Elle explique qu'elle est une personne âgée très dépendante, malvoyante et malentendante, qui a besoin d'une assistance quotidienne assurée par plusieurs personnes, soit par l'intermédiaire d'une association, soit par une embauche directe.

Elle fait valoir que la convention d'hébergement s'est normalement déroulée jusqu'au début du mois de janvier 2009, au cours duquel le comportement de [J] [M] a changé ;

que le 27 février 2009, son frère qu'elle avait appelé au secours, paniquée par l'attitude de [J] [M], a été bousculé par elle.

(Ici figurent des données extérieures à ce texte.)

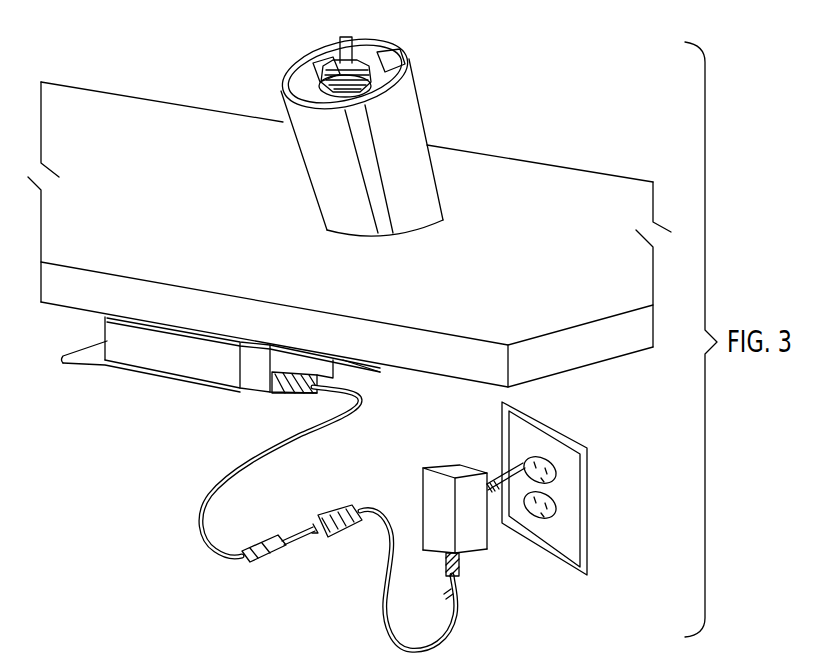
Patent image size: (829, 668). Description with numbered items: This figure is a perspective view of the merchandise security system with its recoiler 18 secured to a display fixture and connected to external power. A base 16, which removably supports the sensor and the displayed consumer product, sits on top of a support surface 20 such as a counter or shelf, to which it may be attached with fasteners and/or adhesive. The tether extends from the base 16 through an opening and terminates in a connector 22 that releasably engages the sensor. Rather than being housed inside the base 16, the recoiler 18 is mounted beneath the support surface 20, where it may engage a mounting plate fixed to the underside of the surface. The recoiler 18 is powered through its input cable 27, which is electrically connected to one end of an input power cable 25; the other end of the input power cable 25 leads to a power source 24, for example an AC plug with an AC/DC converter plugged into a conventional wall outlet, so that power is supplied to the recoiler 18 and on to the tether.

The base 16 is at (427, 117).
The connector 22 is at (340, 60).
The support surface 20 is at (349, 234).
The recoiler 18 is at (147, 358).
The input cable 27 is at (202, 523).
The input power cable 25 is at (378, 592).
The power source 24 is at (472, 545).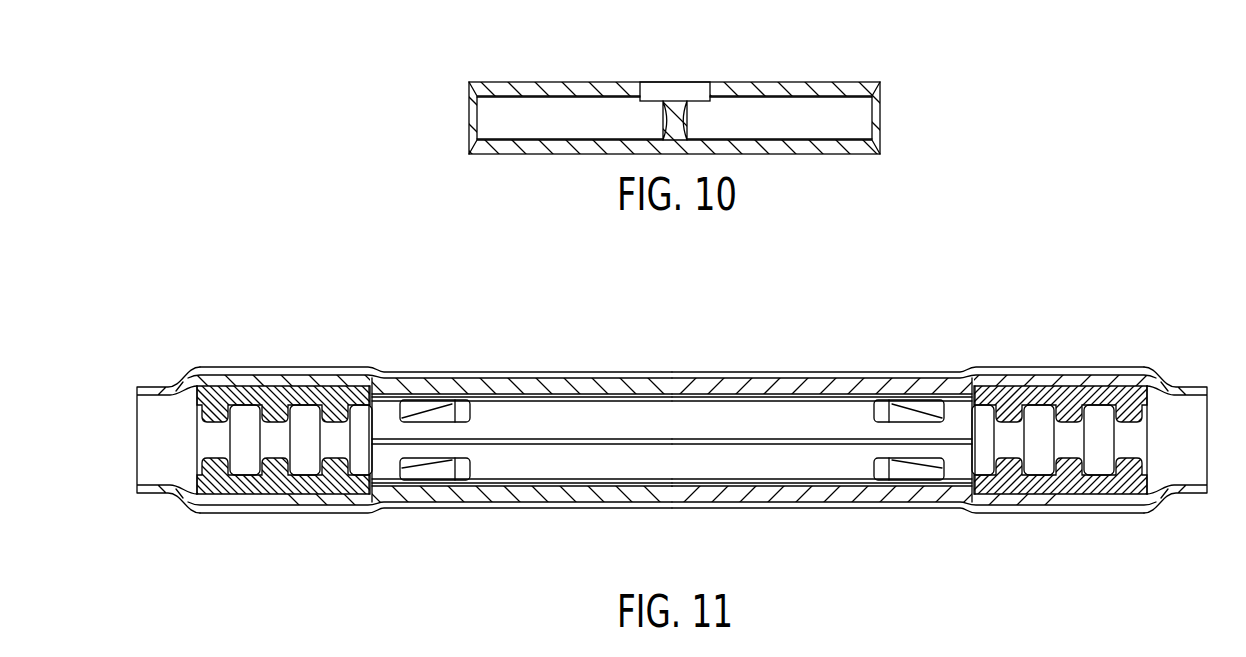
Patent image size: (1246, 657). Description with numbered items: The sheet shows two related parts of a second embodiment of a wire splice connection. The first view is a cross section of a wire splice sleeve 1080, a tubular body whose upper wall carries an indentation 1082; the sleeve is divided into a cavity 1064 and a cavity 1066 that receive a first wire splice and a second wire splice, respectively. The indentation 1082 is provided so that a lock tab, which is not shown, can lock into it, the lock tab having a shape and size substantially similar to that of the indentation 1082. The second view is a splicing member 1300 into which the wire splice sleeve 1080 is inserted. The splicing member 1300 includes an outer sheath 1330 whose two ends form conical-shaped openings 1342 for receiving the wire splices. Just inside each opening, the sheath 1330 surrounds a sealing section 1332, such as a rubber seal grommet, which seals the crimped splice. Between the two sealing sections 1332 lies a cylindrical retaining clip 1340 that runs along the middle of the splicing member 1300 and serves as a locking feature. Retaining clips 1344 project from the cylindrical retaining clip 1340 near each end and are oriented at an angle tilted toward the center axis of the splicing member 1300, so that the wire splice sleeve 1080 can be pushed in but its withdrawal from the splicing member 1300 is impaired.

In FIG. 10, the wire splice sleeve 1080 is at (478, 82).
In FIG. 10, the indentation 1082 is at (640, 75).
In FIG. 10, the cavity 1066 is at (488, 118).
In FIG. 10, the cavity 1064 is at (857, 113).
In FIG. 11, the splicing member 1300 is at (651, 429).
In FIG. 11, the sheath 1330 is at (376, 368).
In FIG. 11, the sealing sections 1332 is at (198, 525).
In FIG. 11, the cylindrical retaining clip 1340 is at (568, 472).
In FIG. 11, the conical-shaped openings 1342 is at (138, 525).
In FIG. 11, the retaining clips 1344 is at (450, 415).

Elle conteste toute relation de travail, tout lien de subordination et réplique que si [J] [M] lui rendait de menus services en contrepartie de l'hébergement offert, le caractère très limité de ces services, ne permettait ni de lui verser une rémunération, ni de caractériser l'existence d'un contrat de travail

Elle rappelle que ses obligations se limitaient à réchauffer le repas du soir, fermer les volets et ouvrir le lit, assurer une présence passive la nuit et réchauffer et prendre en sa compagnie le repas des dimanches et des jours fériés.

Elle indique n'avoir exercé aucun contrôle sur les activités de [J] [M] et ne lui avoir fait aucun reproche.

Elle observe que [J] [M] qui fait une présentation fallacieuse de ses tâches, exagère leur importance et rajoute même des prestations, alors qu'elle n'était nullement une assistante de vie, sa présence ayant pour seul but de rompre l'isolement.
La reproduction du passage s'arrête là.